Filing for Bankruptcy
It’s a place that no one wants to be in, but there are some situations where declaring bankruptcy is the only choice that you can take in order to repay your debts. If you think that you must consider bankruptcy, your first step is to meet with a Licensed Insolvency Trustee (LIT). An LIT can evaluate your situation and suggest alternatives that could help you manage your financial situation before you file for bankruptcy. However, if an LIT determines that your only course of action is to declare bankruptcy, then you should know what comes next.

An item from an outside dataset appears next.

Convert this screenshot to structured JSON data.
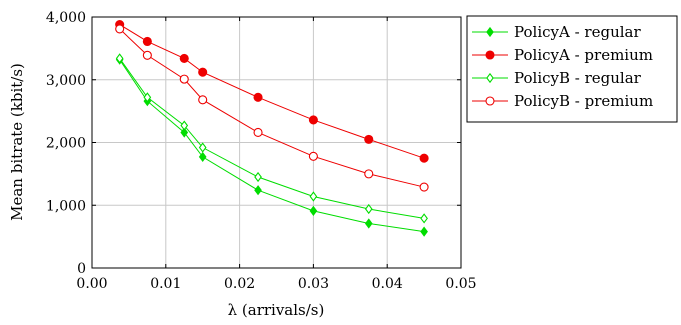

When you decide to file for bankruptcy, your LIT will complete the required forms, and then file the documents in order for you to formally declare bankruptcy. From this point onward, the LIT will be dealing directly with the creditors on your behalf. After you have declared bankruptcy, you’ll no longer make payments directly to your unsecured creditors and any lawsuits against you by your creditors will be stopped.
Then, your assets will be sold by your LIT including any acquired during your bankruptcy. The money that is gained through the sale is distributed to your creditors. The Office of the Superintendent of Bankruptcy Canada may choose to examine you under oath. This examination is to ask you about your conduct and the reasons why you were required to declare bankruptcy in the first place. As a part of your bankruptcy, you’ll need to attend two financial counselling sessions to help you understand the causes of your bankruptcy and to assist you in managing your finances in the future.
While declaring bankruptcy is certainly a financial hurdle that you must overcome, many others have come through a bankruptcy and recovered with flourishing financial health. Filing for bankruptcy can have an effect on numerous factors:
- Your Credit Rating: is assigned the lowest possible credit score. The information on your credit report that affects your credit score is usually removed after 6 or 7 years if this is your first bankruptcy.
- Your House or Car: secured creditors are (generally) not affected by bankruptcy. Consult with your LIT to determine how your bankruptcy will affect your secured debts.
- Your Spouse: if you have a joint debt, creditors can pursue your spouse for repayment as well.
- Co-Signers: will still be responsible for making loan payments after you are bankrupt.
No matter what your financial situation, dealing with debt is a reality that everyone has to deal with. Even if you’re having difficulty repaying your creditors, there are still options to consider when it comes to paying your debts. Remember that if you are going through financial struggles related to debt, there are resources and professionals that can help you achieve financial freedom!